Nie wolno zapominać, że fotoradar jest przyrządem pomiarowym podlegającym prawnej kontroli metrologicznej, który może być użytkowany tylko wówczas, gdy posiada ważne świadectwo legalizacyjne. Wraz z fotografią przedstawiającą popełnienie wykroczenia, funkcjonariusze powinni przestawić także taki dokument.
Policja nie może ukarać za wykroczenie, nawet udokumentowane zdjęciem wykonanym przez fotoradar, w razie przedawnienia karalności czynu. Karalność wykroczenia ustaje, jeżeli od czasu jego popełnienia upłynął rok. Jeżeli w tym okresie wszczęto postępowanie, karalność wykroczenia ustaje z upływem dwóch lat od popełnienia czynu
Podstawa prawna
Art. 45 par. 1 ustawy z 20 maja 1971 r. – Kodeks wykroczeń (Dz.U. 2007 r. nr 109, poz. 756 z późn. zm.).

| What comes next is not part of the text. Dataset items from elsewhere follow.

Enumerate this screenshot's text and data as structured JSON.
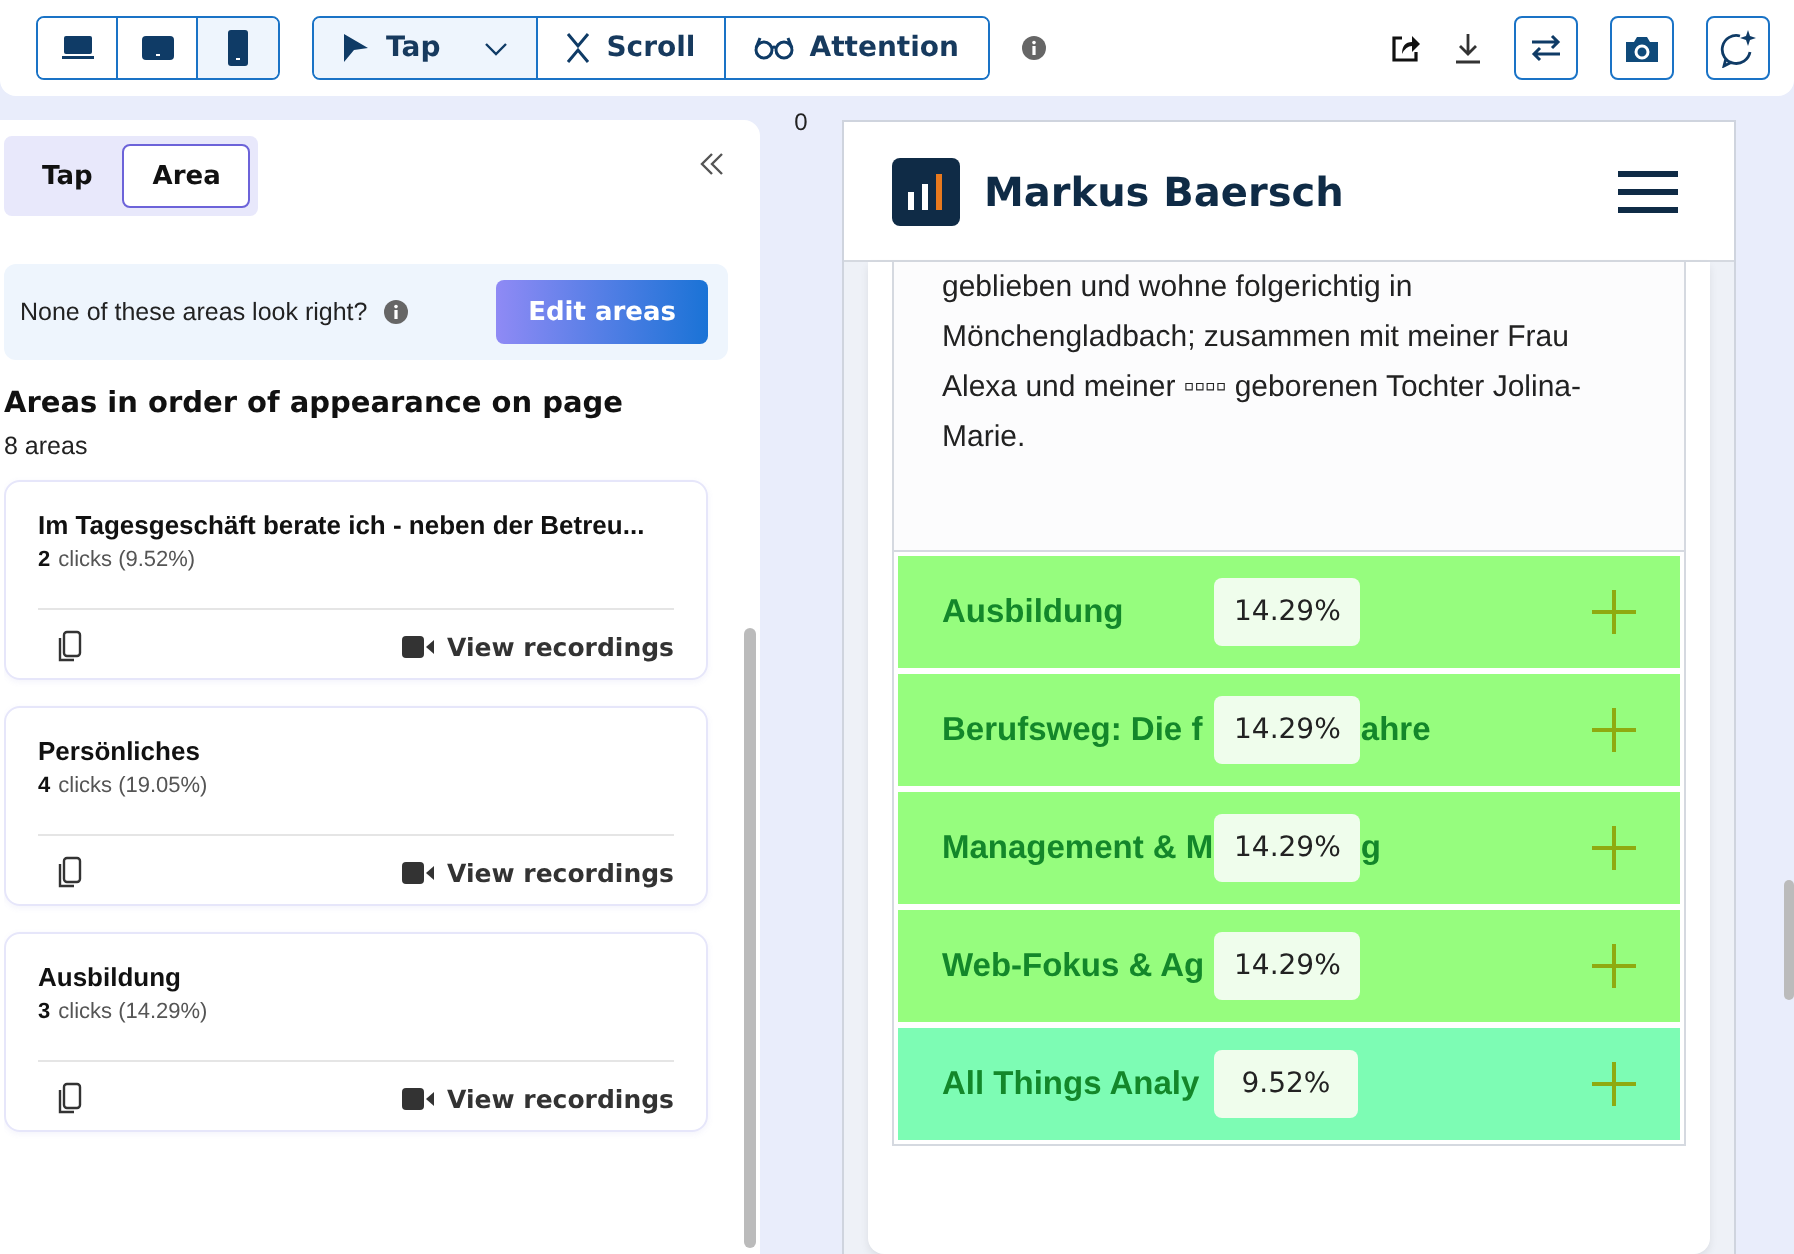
{
  "toolbar": {
    "devices": [
      {
        "kind": "desktop",
        "selected": false
      },
      {
        "kind": "tablet",
        "selected": false
      },
      {
        "kind": "mobile",
        "selected": true
      }
    ],
    "modes": [
      {
        "kind": "tap",
        "label": "Tap",
        "selected": true
      },
      {
        "kind": "scroll",
        "label": "Scroll",
        "selected": false
      },
      {
        "kind": "attention",
        "label": "Attention",
        "selected": false
      }
    ]
  },
  "sidebar": {
    "tabs": [
      {
        "label": "Tap",
        "selected": false
      },
      {
        "label": "Area",
        "selected": true
      }
    ],
    "notice": {
      "text": "None of these areas look right?",
      "button": "Edit areas"
    },
    "heading": "Areas in order of appearance on page",
    "count": "8 areas",
    "areas": [
      {
        "title": "Im Tagesgeschäft berate ich - neben der Betreu...",
        "clicks": "2",
        "detail": "clicks (9.52%)",
        "action": "View recordings"
      },
      {
        "title": "Persönliches",
        "clicks": "4",
        "detail": "clicks (19.05%)",
        "action": "View recordings"
      },
      {
        "title": "Ausbildung",
        "clicks": "3",
        "detail": "clicks (14.29%)",
        "action": "View recordings"
      }
    ]
  },
  "ruler": "0",
  "preview": {
    "brand": "Markus Baersch",
    "paragraph": "geblieben und wohne folgerichtig in Mönchengladbach; zusammen mit meiner Frau Alexa und meiner ▫▫▫▫ geborenen Tochter Jolina-Marie.",
    "sections": [
      {
        "title": "Ausbildung",
        "share": "14.29%",
        "color": "#96fd7e"
      },
      {
        "title": "Berufsweg: Die f",
        "title_end": "ahre",
        "share": "14.29%",
        "color": "#96fd7e"
      },
      {
        "title": "Management & M",
        "title_end": "g",
        "share": "14.29%",
        "color": "#96fd7e"
      },
      {
        "title": "Web-Fokus & Ag",
        "share": "14.29%",
        "color": "#96fd7e"
      },
      {
        "title": "All Things Analy",
        "share": "9.52%",
        "color": "#7dfcb4"
      }
    ]
  }
}
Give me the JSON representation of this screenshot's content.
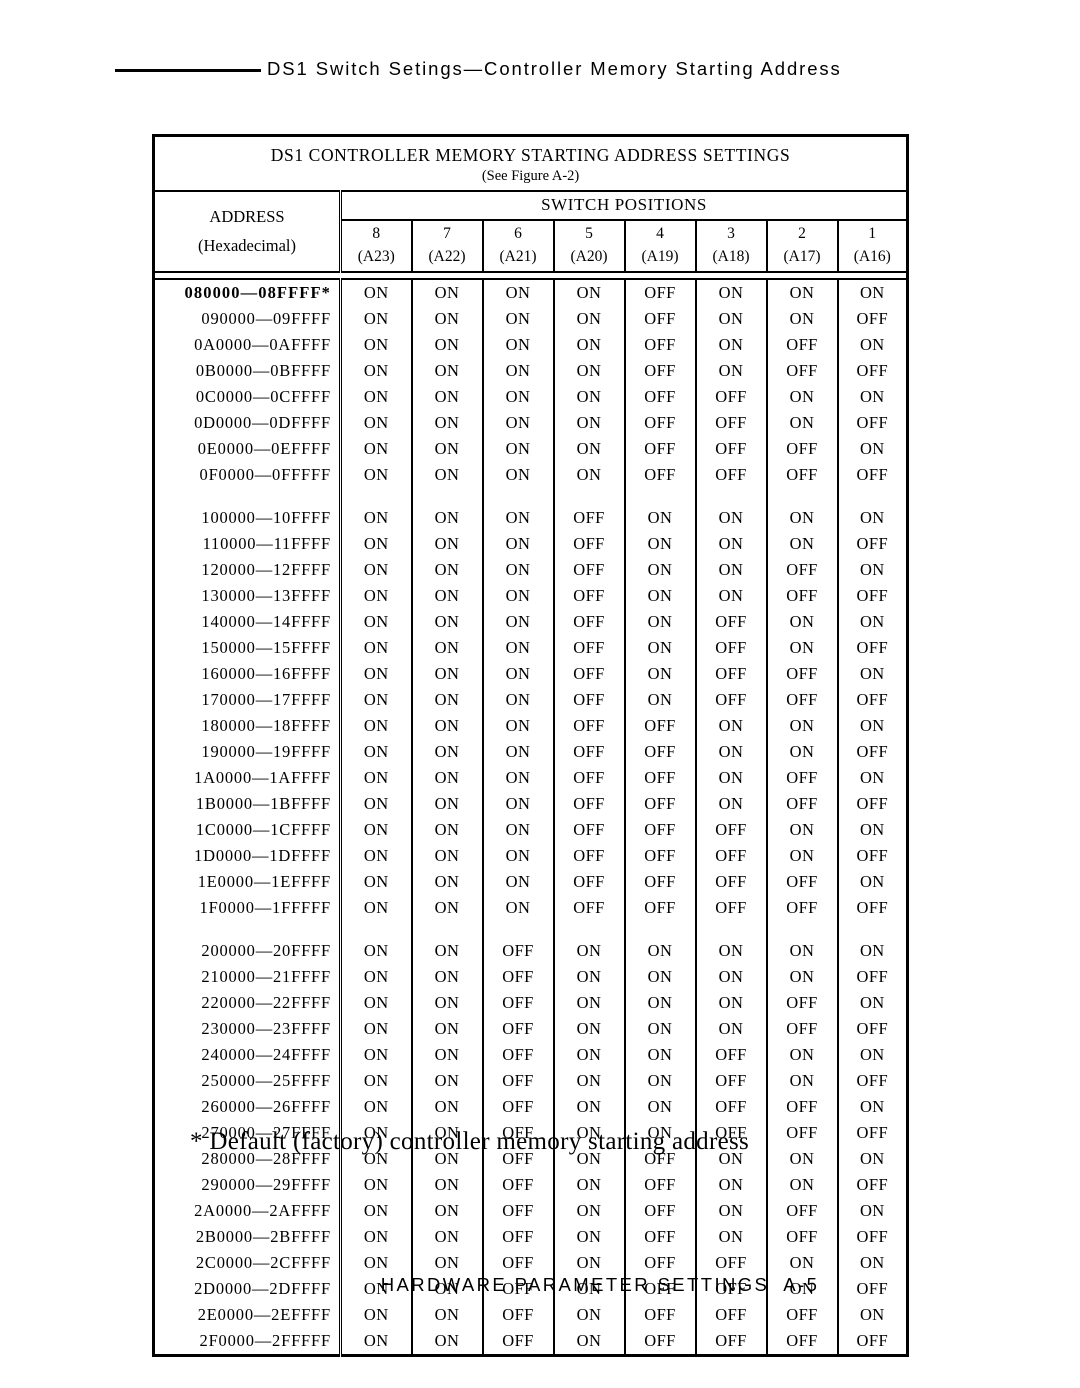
{
  "running_head": {
    "title": "DS1 Switch Setings—Controller Memory Starting Address"
  },
  "table": {
    "title": "DS1  CONTROLLER  MEMORY  STARTING  ADDRESS  SETTINGS",
    "subtitle": "(See Figure A-2)",
    "address_header": "ADDRESS",
    "address_subheader": "(Hexadecimal)",
    "switch_header": "SWITCH   POSITIONS",
    "switch_columns": [
      {
        "number": "8",
        "signal": "(A23)"
      },
      {
        "number": "7",
        "signal": "(A22)"
      },
      {
        "number": "6",
        "signal": "(A21)"
      },
      {
        "number": "5",
        "signal": "(A20)"
      },
      {
        "number": "4",
        "signal": "(A19)"
      },
      {
        "number": "3",
        "signal": "(A18)"
      },
      {
        "number": "2",
        "signal": "(A17)"
      },
      {
        "number": "1",
        "signal": "(A16)"
      }
    ],
    "groups": [
      {
        "rows": [
          {
            "address": "080000—08FFFF*",
            "default": true,
            "switches": [
              "ON",
              "ON",
              "ON",
              "ON",
              "OFF",
              "ON",
              "ON",
              "ON"
            ]
          },
          {
            "address": "090000—09FFFF",
            "default": false,
            "switches": [
              "ON",
              "ON",
              "ON",
              "ON",
              "OFF",
              "ON",
              "ON",
              "OFF"
            ]
          },
          {
            "address": "0A0000—0AFFFF",
            "default": false,
            "switches": [
              "ON",
              "ON",
              "ON",
              "ON",
              "OFF",
              "ON",
              "OFF",
              "ON"
            ]
          },
          {
            "address": "0B0000—0BFFFF",
            "default": false,
            "switches": [
              "ON",
              "ON",
              "ON",
              "ON",
              "OFF",
              "ON",
              "OFF",
              "OFF"
            ]
          },
          {
            "address": "0C0000—0CFFFF",
            "default": false,
            "switches": [
              "ON",
              "ON",
              "ON",
              "ON",
              "OFF",
              "OFF",
              "ON",
              "ON"
            ]
          },
          {
            "address": "0D0000—0DFFFF",
            "default": false,
            "switches": [
              "ON",
              "ON",
              "ON",
              "ON",
              "OFF",
              "OFF",
              "ON",
              "OFF"
            ]
          },
          {
            "address": "0E0000—0EFFFF",
            "default": false,
            "switches": [
              "ON",
              "ON",
              "ON",
              "ON",
              "OFF",
              "OFF",
              "OFF",
              "ON"
            ]
          },
          {
            "address": "0F0000—0FFFFF",
            "default": false,
            "switches": [
              "ON",
              "ON",
              "ON",
              "ON",
              "OFF",
              "OFF",
              "OFF",
              "OFF"
            ]
          }
        ]
      },
      {
        "rows": [
          {
            "address": "100000—10FFFF",
            "default": false,
            "switches": [
              "ON",
              "ON",
              "ON",
              "OFF",
              "ON",
              "ON",
              "ON",
              "ON"
            ]
          },
          {
            "address": "110000—11FFFF",
            "default": false,
            "switches": [
              "ON",
              "ON",
              "ON",
              "OFF",
              "ON",
              "ON",
              "ON",
              "OFF"
            ]
          },
          {
            "address": "120000—12FFFF",
            "default": false,
            "switches": [
              "ON",
              "ON",
              "ON",
              "OFF",
              "ON",
              "ON",
              "OFF",
              "ON"
            ]
          },
          {
            "address": "130000—13FFFF",
            "default": false,
            "switches": [
              "ON",
              "ON",
              "ON",
              "OFF",
              "ON",
              "ON",
              "OFF",
              "OFF"
            ]
          },
          {
            "address": "140000—14FFFF",
            "default": false,
            "switches": [
              "ON",
              "ON",
              "ON",
              "OFF",
              "ON",
              "OFF",
              "ON",
              "ON"
            ]
          },
          {
            "address": "150000—15FFFF",
            "default": false,
            "switches": [
              "ON",
              "ON",
              "ON",
              "OFF",
              "ON",
              "OFF",
              "ON",
              "OFF"
            ]
          },
          {
            "address": "160000—16FFFF",
            "default": false,
            "switches": [
              "ON",
              "ON",
              "ON",
              "OFF",
              "ON",
              "OFF",
              "OFF",
              "ON"
            ]
          },
          {
            "address": "170000—17FFFF",
            "default": false,
            "switches": [
              "ON",
              "ON",
              "ON",
              "OFF",
              "ON",
              "OFF",
              "OFF",
              "OFF"
            ]
          },
          {
            "address": "180000—18FFFF",
            "default": false,
            "switches": [
              "ON",
              "ON",
              "ON",
              "OFF",
              "OFF",
              "ON",
              "ON",
              "ON"
            ]
          },
          {
            "address": "190000—19FFFF",
            "default": false,
            "switches": [
              "ON",
              "ON",
              "ON",
              "OFF",
              "OFF",
              "ON",
              "ON",
              "OFF"
            ]
          },
          {
            "address": "1A0000—1AFFFF",
            "default": false,
            "switches": [
              "ON",
              "ON",
              "ON",
              "OFF",
              "OFF",
              "ON",
              "OFF",
              "ON"
            ]
          },
          {
            "address": "1B0000—1BFFFF",
            "default": false,
            "switches": [
              "ON",
              "ON",
              "ON",
              "OFF",
              "OFF",
              "ON",
              "OFF",
              "OFF"
            ]
          },
          {
            "address": "1C0000—1CFFFF",
            "default": false,
            "switches": [
              "ON",
              "ON",
              "ON",
              "OFF",
              "OFF",
              "OFF",
              "ON",
              "ON"
            ]
          },
          {
            "address": "1D0000—1DFFFF",
            "default": false,
            "switches": [
              "ON",
              "ON",
              "ON",
              "OFF",
              "OFF",
              "OFF",
              "ON",
              "OFF"
            ]
          },
          {
            "address": "1E0000—1EFFFF",
            "default": false,
            "switches": [
              "ON",
              "ON",
              "ON",
              "OFF",
              "OFF",
              "OFF",
              "OFF",
              "ON"
            ]
          },
          {
            "address": "1F0000—1FFFFF",
            "default": false,
            "switches": [
              "ON",
              "ON",
              "ON",
              "OFF",
              "OFF",
              "OFF",
              "OFF",
              "OFF"
            ]
          }
        ]
      },
      {
        "rows": [
          {
            "address": "200000—20FFFF",
            "default": false,
            "switches": [
              "ON",
              "ON",
              "OFF",
              "ON",
              "ON",
              "ON",
              "ON",
              "ON"
            ]
          },
          {
            "address": "210000—21FFFF",
            "default": false,
            "switches": [
              "ON",
              "ON",
              "OFF",
              "ON",
              "ON",
              "ON",
              "ON",
              "OFF"
            ]
          },
          {
            "address": "220000—22FFFF",
            "default": false,
            "switches": [
              "ON",
              "ON",
              "OFF",
              "ON",
              "ON",
              "ON",
              "OFF",
              "ON"
            ]
          },
          {
            "address": "230000—23FFFF",
            "default": false,
            "switches": [
              "ON",
              "ON",
              "OFF",
              "ON",
              "ON",
              "ON",
              "OFF",
              "OFF"
            ]
          },
          {
            "address": "240000—24FFFF",
            "default": false,
            "switches": [
              "ON",
              "ON",
              "OFF",
              "ON",
              "ON",
              "OFF",
              "ON",
              "ON"
            ]
          },
          {
            "address": "250000—25FFFF",
            "default": false,
            "switches": [
              "ON",
              "ON",
              "OFF",
              "ON",
              "ON",
              "OFF",
              "ON",
              "OFF"
            ]
          },
          {
            "address": "260000—26FFFF",
            "default": false,
            "switches": [
              "ON",
              "ON",
              "OFF",
              "ON",
              "ON",
              "OFF",
              "OFF",
              "ON"
            ]
          },
          {
            "address": "270000—27FFFF",
            "default": false,
            "switches": [
              "ON",
              "ON",
              "OFF",
              "ON",
              "ON",
              "OFF",
              "OFF",
              "OFF"
            ]
          },
          {
            "address": "280000—28FFFF",
            "default": false,
            "switches": [
              "ON",
              "ON",
              "OFF",
              "ON",
              "OFF",
              "ON",
              "ON",
              "ON"
            ]
          },
          {
            "address": "290000—29FFFF",
            "default": false,
            "switches": [
              "ON",
              "ON",
              "OFF",
              "ON",
              "OFF",
              "ON",
              "ON",
              "OFF"
            ]
          },
          {
            "address": "2A0000—2AFFFF",
            "default": false,
            "switches": [
              "ON",
              "ON",
              "OFF",
              "ON",
              "OFF",
              "ON",
              "OFF",
              "ON"
            ]
          },
          {
            "address": "2B0000—2BFFFF",
            "default": false,
            "switches": [
              "ON",
              "ON",
              "OFF",
              "ON",
              "OFF",
              "ON",
              "OFF",
              "OFF"
            ]
          },
          {
            "address": "2C0000—2CFFFF",
            "default": false,
            "switches": [
              "ON",
              "ON",
              "OFF",
              "ON",
              "OFF",
              "OFF",
              "ON",
              "ON"
            ]
          },
          {
            "address": "2D0000—2DFFFF",
            "default": false,
            "switches": [
              "ON",
              "ON",
              "OFF",
              "ON",
              "OFF",
              "OFF",
              "ON",
              "OFF"
            ]
          },
          {
            "address": "2E0000—2EFFFF",
            "default": false,
            "switches": [
              "ON",
              "ON",
              "OFF",
              "ON",
              "OFF",
              "OFF",
              "OFF",
              "ON"
            ]
          },
          {
            "address": "2F0000—2FFFFF",
            "default": false,
            "switches": [
              "ON",
              "ON",
              "OFF",
              "ON",
              "OFF",
              "OFF",
              "OFF",
              "OFF"
            ]
          }
        ]
      }
    ]
  },
  "footnote": "* Default (factory) controller memory starting address",
  "footer": {
    "title": "HARDWARE PARAMETER SETTINGS",
    "folio": "A-5"
  }
}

Rozporządzenie ministra gospodarki z 9 listopada 2007 r. w sprawie wymagań, którym powinny odpowiadać przyrządy do pomiaru prędkości pojazdów w ruchu drogowym, oraz szczegółowego zakresu badań i sprawdzeń wykonywanych podczas prawnej kontroli metrologicznej tych przyrządów pomiarowych (Dz.U. z 2007 r. nr 225, poz. 1663 z późn. zm.).
Czy mogę nie wskazać kierującego pojazdem
Funkcjonariusz policji kazał mi wskazać sprawcę wykroczenia uwidocznionego na zdjęciu z fotoradaru. Odmówiłem. Policjant ukarał mnie mandatem 500 zł. Czy miał do tego prawo?
TAK
Chociaż procedura mandatowa przewiduje, że jeśli właściciel nie potwierdzi, że to on kierował pojazdem w czasie i miejscu, gdzie zrobiono zdjęcie, ma obowiązek wskazać, komu powierzył wówczas kluczyki do samochodu i kto go prowadził. Z takiego obowiązku zwalnia go jedynie okoliczność, w której jego auto zostało użyte wbrew jego woli i wiedzy przez nieznaną osobę i nie mógł temu zapobiec, np. w razie kradzieży.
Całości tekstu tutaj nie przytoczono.